Saúde & Bem-estar

Novo implante similar a marca-passo pode mudar tratamento psiquiátrico

Pesquisa indica que dispositivo reduz sintomas em pacientes que não respondem a medicamentos tradicionais e melhora qualidade de vida

Uma nova perspectiva terapêutica surge para pacientes diagnosticados com um quadro emocional delicado resistente aos tratamentos convencionais. Um estudo recente, publicado no *International Journal of Neuropsychopharmacology*, analisou a eficácia de um implante conectado aos nervos do pescoço, operando de maneira análoga a um marca-passo cardíaco. A investigação acompanhou 214 adultos que apresentavam condições moderadas a graves e que já haviam passado por, no mínimo, quatro tentativas falhas com o uso de medicamentos antidepressivos, sem obter alívio significativo. Os resultados apontaram para uma redução dos sintomas e períodos mais longos sem a ocorrência de crises, oferecendo uma alternativa para indivíduos que convivem com essa condição crônica, alguns há mais de 17 anos.

Publicidade

A tecnologia utilizada na pesquisa é conhecida como estimulador do nervo vago (VNS), um método já estabelecido para casos de epilepsia de difícil controle. O procedimento consiste na implantação cirúrgica do dispositivo sob a pele, na região esquerda do peito, conectando-o aos nervos localizados no pescoço. Durante o estudo, observou-se uma diminuição de 80% nos episódios de crise entre os participantes. Os dados revelaram que os benefícios do VNS são progressivos, tornando-se observáveis geralmente entre três a seis meses após o início do funcionamento do aparelho. Notavelmente, cerca de 35% dos pacientes que não perceberam melhorias no primeiro ano relataram progressos ao final da análise estendida, sugerindo que a eficácia do tratamento pode aumentar com o tempo de uso contínuo.
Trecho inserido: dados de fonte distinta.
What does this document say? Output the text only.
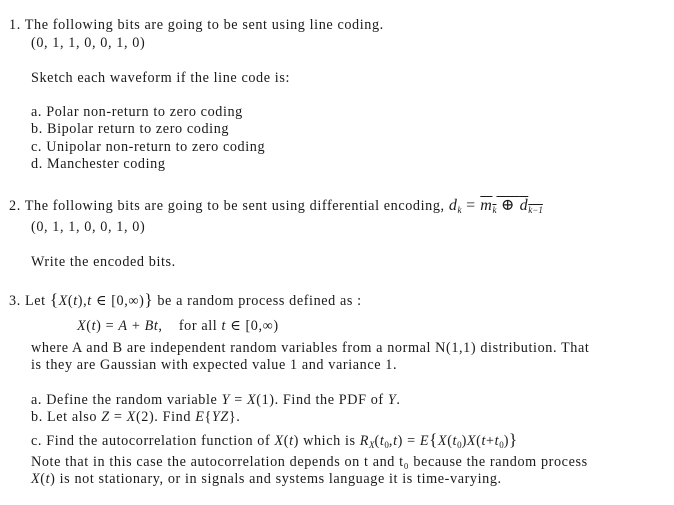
1. The following bits are going to be sent using line coding.
(0, 1, 1, 0, 0, 1, 0)
Sketch each waveform if the line code is:
a. Polar non-return to zero coding
b. Bipolar return to zero coding
c. Unipolar non-return to zero coding
d. Manchester coding
2. The following bits are going to be sent using differential encoding, $d_k = m_k$ ⊕ $d_{k-1}$
(0, 1, 1, 0, 0, 1, 0)
Write the encoded bits.
3. Let {X(t),t ∈ [0,∞)} be a random process defined as :
X(t) = A + Bt, for all t ∈ [0,∞)
where A and B are independent random variables from a normal N(1,1) distribution. That
is they are Gaussian with expected value 1 and variance 1.
a. Define the random variable Y = X(1). Find the PDF of Y.
b. Let also Z = X(2). Find E{YZ}.
c. Find the autocorrelation function of X(t) which is $R_X(t_0,t) = E\{X(t_0)X(t+t_0)\}$
Note that in this case the autocorrelation depends on t and t₀ because the random process
X(t) is not stationary, or in signals and systems language it is time-varying.
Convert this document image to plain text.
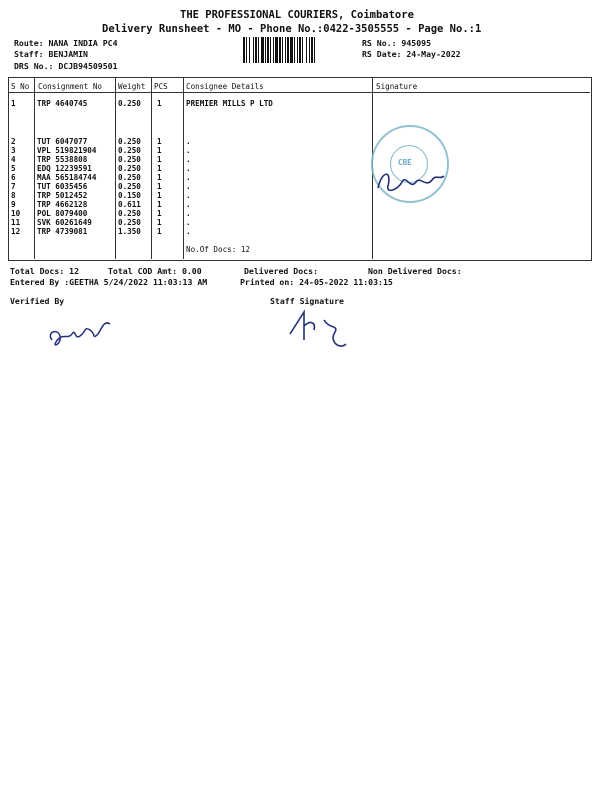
THE PROFESSIONAL COURIERS, Coimbatore
Delivery Runsheet - MO - Phone No.:0422-3505555 - Page No.:1
Route: NANA INDIA PC4
Staff: BENJAMIN
DRS No.: DCJB94509501
RS No.: 945095
RS Date: 24-May-2022
S No Consignment No Weight PCS Consignee Details	Signature
1	TRP 4640745	0.250 1	PREMIER MILLS P LTD
2	TUT 6047077	0.250 1	.
3	VPL 519821904	0.250 1	.
4	TRP 5538808	0.250 1	.
5	EDQ 12239591	0.250 1	.
6	MAA 565184744	0.250 1	.
7	TUT 6035456	0.250 1	.
8	TRP 5012452	0.150 1	.
9	TRP 4662128	0.611 1	.
10 POL 8079400	0.250 1	.
11 SVK 60261649	0.250 1	.
12 TRP 4739081	1.350 1	.
No.Of Docs: 12
CBE
Total Docs: 12	Total COD Amt: 0.00	Delivered Docs:	Non Delivered Docs:
Entered By :GEETHA 5/24/2022 11:03:13 AM	Printed on: 24-05-2022 11:03:15
Verified By	Staff Signature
Regulação de neurotransmissores

Especialistas do Hospital Israelita Albert Einstein analisaram o impacto dessa tecnologia. O psiquiatra Alfredo Maluf destaca a relevância da ferramenta, mas pondera sobre seu papel no conjunto terapêutico. “A estimulação neural é um dos mais novos arsenais para lidarmos com esses quadros de depressão resistente ao tratamento”, afirma o médico, ressaltando a continuidade do tratamento farmacológico: “Mas é importante ressaltar que o VNS é um tratamento adjuvante. A gente não deixa de manter a pessoa com as medicações antidepressivas necessárias.” O mecanismo atua diretamente no sistema nervoso parassimpático, influenciando a produção hormonal. A neurologista Gisele Sampaio Silva explica: “Ele atua regulando neurotransmissores como serotonina, noradrenalina e dopamina, fundamentais na regulação do humor. Com isso, influencia redes cerebrais envolvidas na resposta ao estresse, na motivação e na percepção emocional”.

Publicidade

O funcionamento do dispositivo visa reduzir a hiperatividade em áreas do cérebro associadas ao pensamento acelerado, ao mesmo tempo em que amplia a conectividade em regiões responsáveis pelo controle das emoções. Essa ação não cria uma sensação artificial de alegria, mas busca restaurar a funcionalidade biológica. “Essa modulação pode ajudar a reorganizar circuitos que estão desregulados na depressão crônica, promovendo melhora gradual dos sintomas. Ou seja, não estimula felicidade, mas ajuda a reequilibrar circuitos disfuncionais”, detalha Silva. Para os pacientes que não respondem bem apenas aos remédios, esse efeito potencializa as terapias existentes, sendo crucial para aqueles que enfrentam alterações severas de sono, apetite e tristeza extrema.

Sintomas e abordagem terapêutica

A gravidade dos casos resistentes exige atenção imediata devido à intensidade do sofrimento vivenciado pelos pacientes. O quadro clínico envolve uma deterioração significativa da qualidade de vida e riscos elevados à integridade do indivíduo. Maluf descreve a complexidade dos sintomas enfrentados por esse grupo específico: “O quadro clínico nesses casos é principalmente a falta de prazer, humor deprimido ou tristeza constante que a pessoa vivencia ao longo dos dias, além de desânimo, perda de força, pensamento lentificado, ideias de ruína e culpa, chegando às vezes a delírios e ideação suicida”. Além da implementação de tecnologias experimentais como o VNS e da manutenção dos medicamentos, o tratamento multidisciplinar continua sendo essencial, englobando suporte contínuo em psicoterapia e o incentivo à prática regular de atividades físicas como parte da recuperação.